Oliver, un policía a quien encerraron en Rikers Island —llamada la cárcel de los horrores de Nueva York— por una acusación falsa de violación, y que fue tan brutalizado que estuvo a punto de perder el juicio—, ahora es detective privado y evita las estaciones de metro de Brooklyn cerca de su oficina, porque las siente como la cárcel.

Si antes de Rikers amaba el jazz clásico de Fats Waller y Louis Armstrong, ahora que está fuera, sus gustos corren hacia los atormentados sonidos de Thelonious Monk, la nota discordante del bebop, del que el insondable y genial John Coltrane, decía, que perderle la pista en algún cambio de acorde, era “como caer por el oscuro hueco de un ascensor”.
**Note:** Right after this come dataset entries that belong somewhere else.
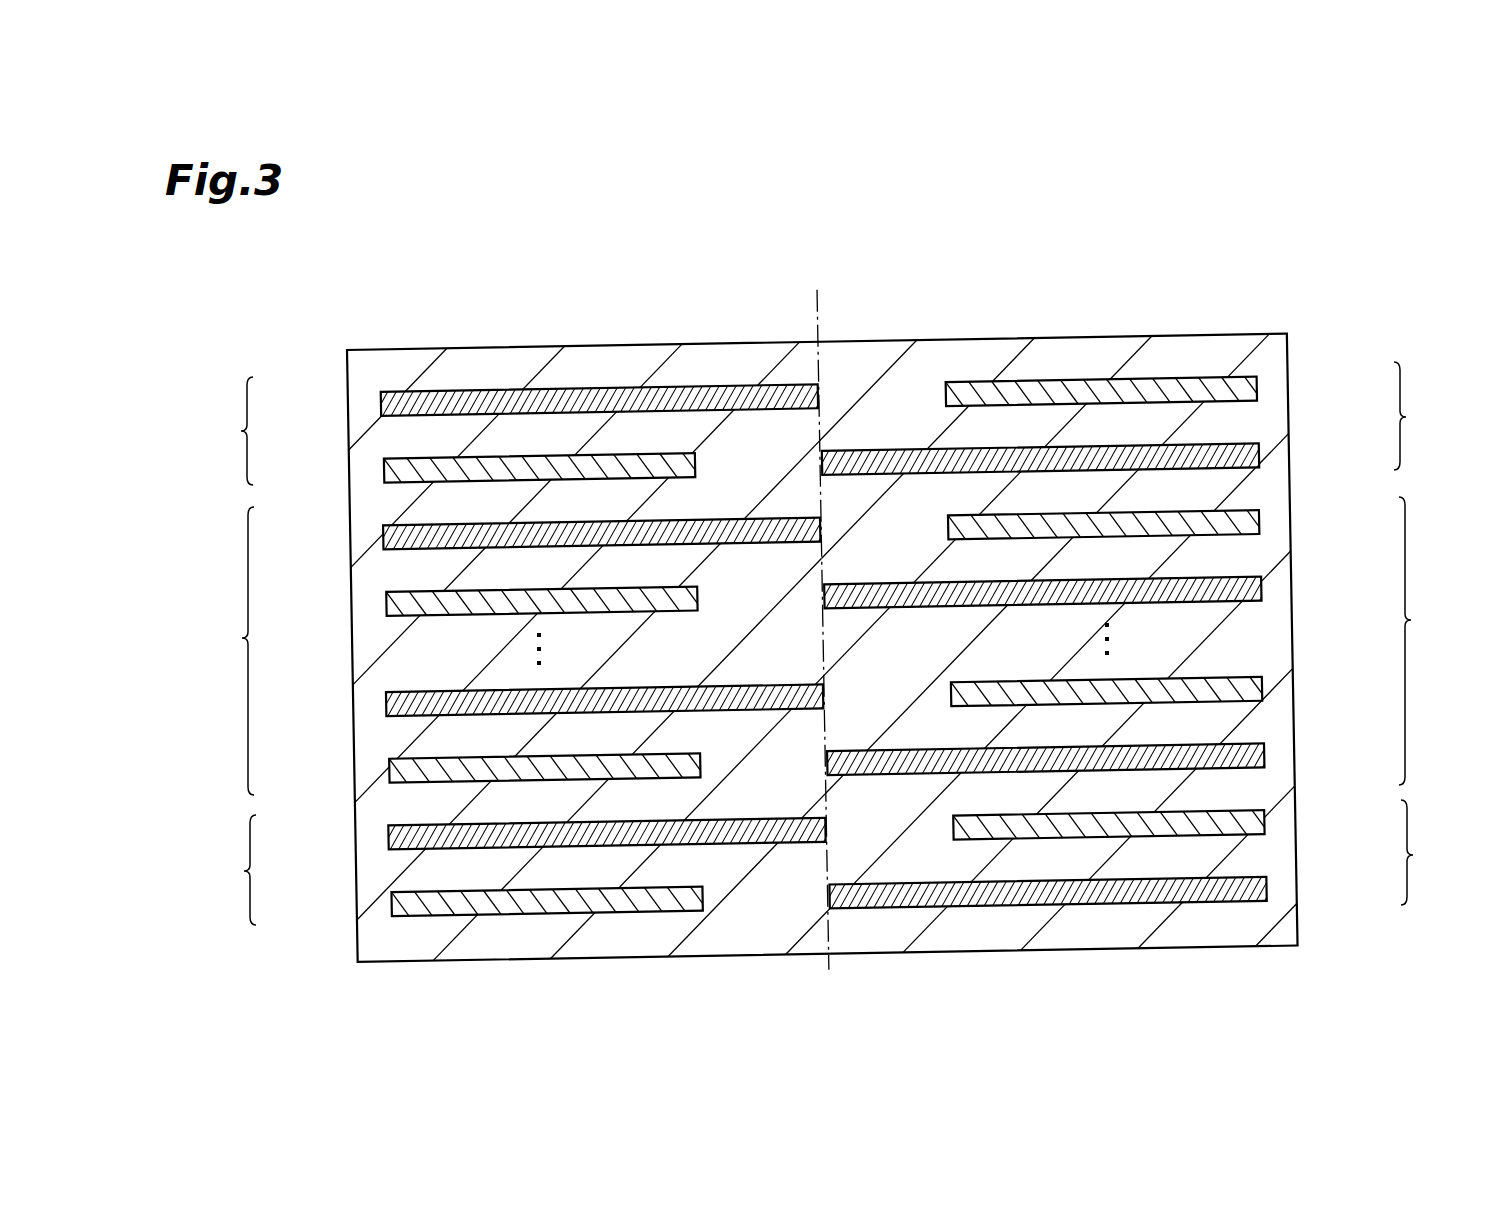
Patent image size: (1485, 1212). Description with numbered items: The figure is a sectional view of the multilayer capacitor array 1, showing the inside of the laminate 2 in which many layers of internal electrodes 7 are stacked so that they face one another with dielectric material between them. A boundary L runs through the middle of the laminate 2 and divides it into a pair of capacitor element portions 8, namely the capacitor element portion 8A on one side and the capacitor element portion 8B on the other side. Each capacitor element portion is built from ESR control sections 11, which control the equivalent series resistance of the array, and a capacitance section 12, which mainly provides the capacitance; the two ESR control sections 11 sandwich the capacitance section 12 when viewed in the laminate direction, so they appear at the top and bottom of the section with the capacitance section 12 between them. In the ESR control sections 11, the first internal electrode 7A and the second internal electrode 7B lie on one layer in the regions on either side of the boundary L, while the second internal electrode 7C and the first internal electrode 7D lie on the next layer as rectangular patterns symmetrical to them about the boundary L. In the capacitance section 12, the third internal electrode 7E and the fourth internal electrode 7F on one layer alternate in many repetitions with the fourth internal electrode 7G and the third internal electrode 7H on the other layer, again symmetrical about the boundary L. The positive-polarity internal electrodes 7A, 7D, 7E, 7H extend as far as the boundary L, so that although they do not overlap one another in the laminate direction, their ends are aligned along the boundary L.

The multilayer capacitor array 1 is at (1360, 294).
The laminate 2 is at (1256, 337).
The internal electrodes 7 is at (826, 644).
The first internal electrode 7A is at (380, 402).
The second internal electrode 7B is at (1258, 389).
The second internal electrode 7C is at (381, 469).
The first internal electrode 7D is at (1259, 456).
The third internal electrode 7E is at (382, 535).
The fourth internal electrode 7F is at (1260, 522).
The fourth internal electrode 7G is at (384, 602).
The third internal electrode 7H is at (1262, 589).
The capacitor element portions 8 is at (742, 616).
The capacitor element portion 8A is at (566, 340).
The capacitor element portion 8B is at (1062, 330).
The ESR control sections 11 is at (831, 643).
The capacitance section 12 is at (830, 646).
The boundary L is at (815, 302).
Dedicada a Malcolm X, Medgar Evers y Martin Luther King, en Traición rige aquel concepto de Mosley de que la novela negra es una novela existencialista, pues “plantea la pregunta de qué está bien y qué está mal, qué debo hacer y qué no”. Y Joe King Oliver, un personaje único. Su nombre lo sacó Mosley de Joe «King» Oliver, el maestro de la leyenda del jazz Louis Armstrong.
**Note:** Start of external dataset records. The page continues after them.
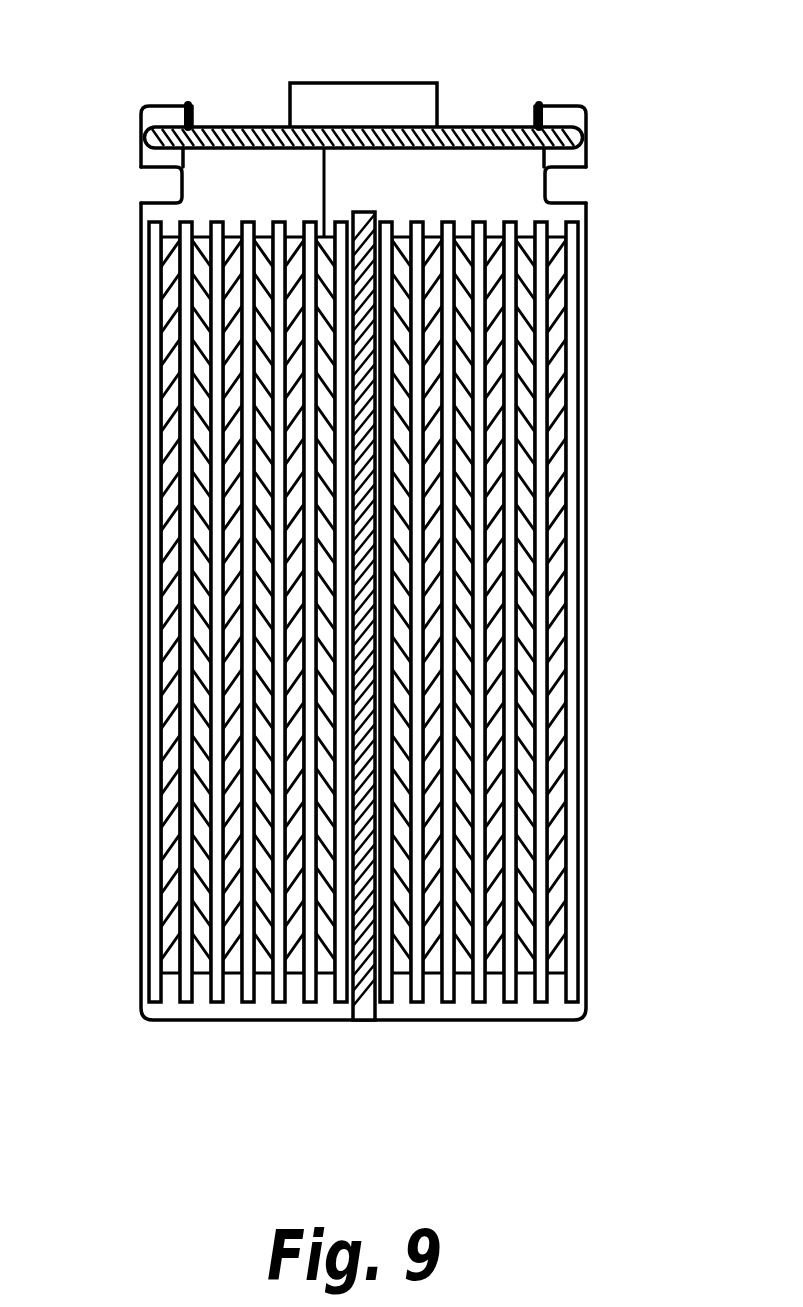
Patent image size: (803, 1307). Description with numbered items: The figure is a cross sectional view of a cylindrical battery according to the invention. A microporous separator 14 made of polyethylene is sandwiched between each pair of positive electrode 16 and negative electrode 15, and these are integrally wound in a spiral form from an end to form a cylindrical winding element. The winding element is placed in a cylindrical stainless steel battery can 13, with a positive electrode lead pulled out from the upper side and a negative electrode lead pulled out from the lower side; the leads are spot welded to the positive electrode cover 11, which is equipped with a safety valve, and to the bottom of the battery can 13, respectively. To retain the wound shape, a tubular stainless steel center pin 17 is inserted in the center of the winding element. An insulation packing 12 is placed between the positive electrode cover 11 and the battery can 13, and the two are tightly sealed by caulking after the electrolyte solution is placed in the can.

The positive electrode cover 11 is at (377, 82).
The insulation packing 12 is at (585, 137).
The battery can 13 is at (592, 207).
The microporous separator 14 is at (564, 978).
The negative electrode 15 is at (167, 313).
The positive electrode 16 is at (200, 383).
The center pin 17 is at (361, 980).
La obra de Mosley abarca desde los géneros destinados a los jóvenes y los comics, hasta la ciencia ficción. Pero sus ensayos políticos —como el último, Twelve Steps Toward Political Revelation (Doce pasos hacia la revelación política) se conocen menos.

Tras recibir el Premio RBA de Novela Negra, a Mosley le preguntaron:

—¿Cómo invertir el racismo crónico de la sociedad estadounidense?

—Primero —respondió—, dejando de creer en la existencia de la raza blanca, porque no existe tal cosa. Hay españoles, vascos, catalanes, ingleses, gitanos, vikingos… Y segundo: los negros necesitan entender que la gente que se autoidentifica como blanca se equivoca. Y lo que los blancos piensan de los negros también es equivocado. Es decir: deberíamos creer en el jazz.

—¿Por qué?

—Porque es la forma de arte más sofisticada que ha producido Estados Unidos y fueron los descendientes de esclavos los que la crearon.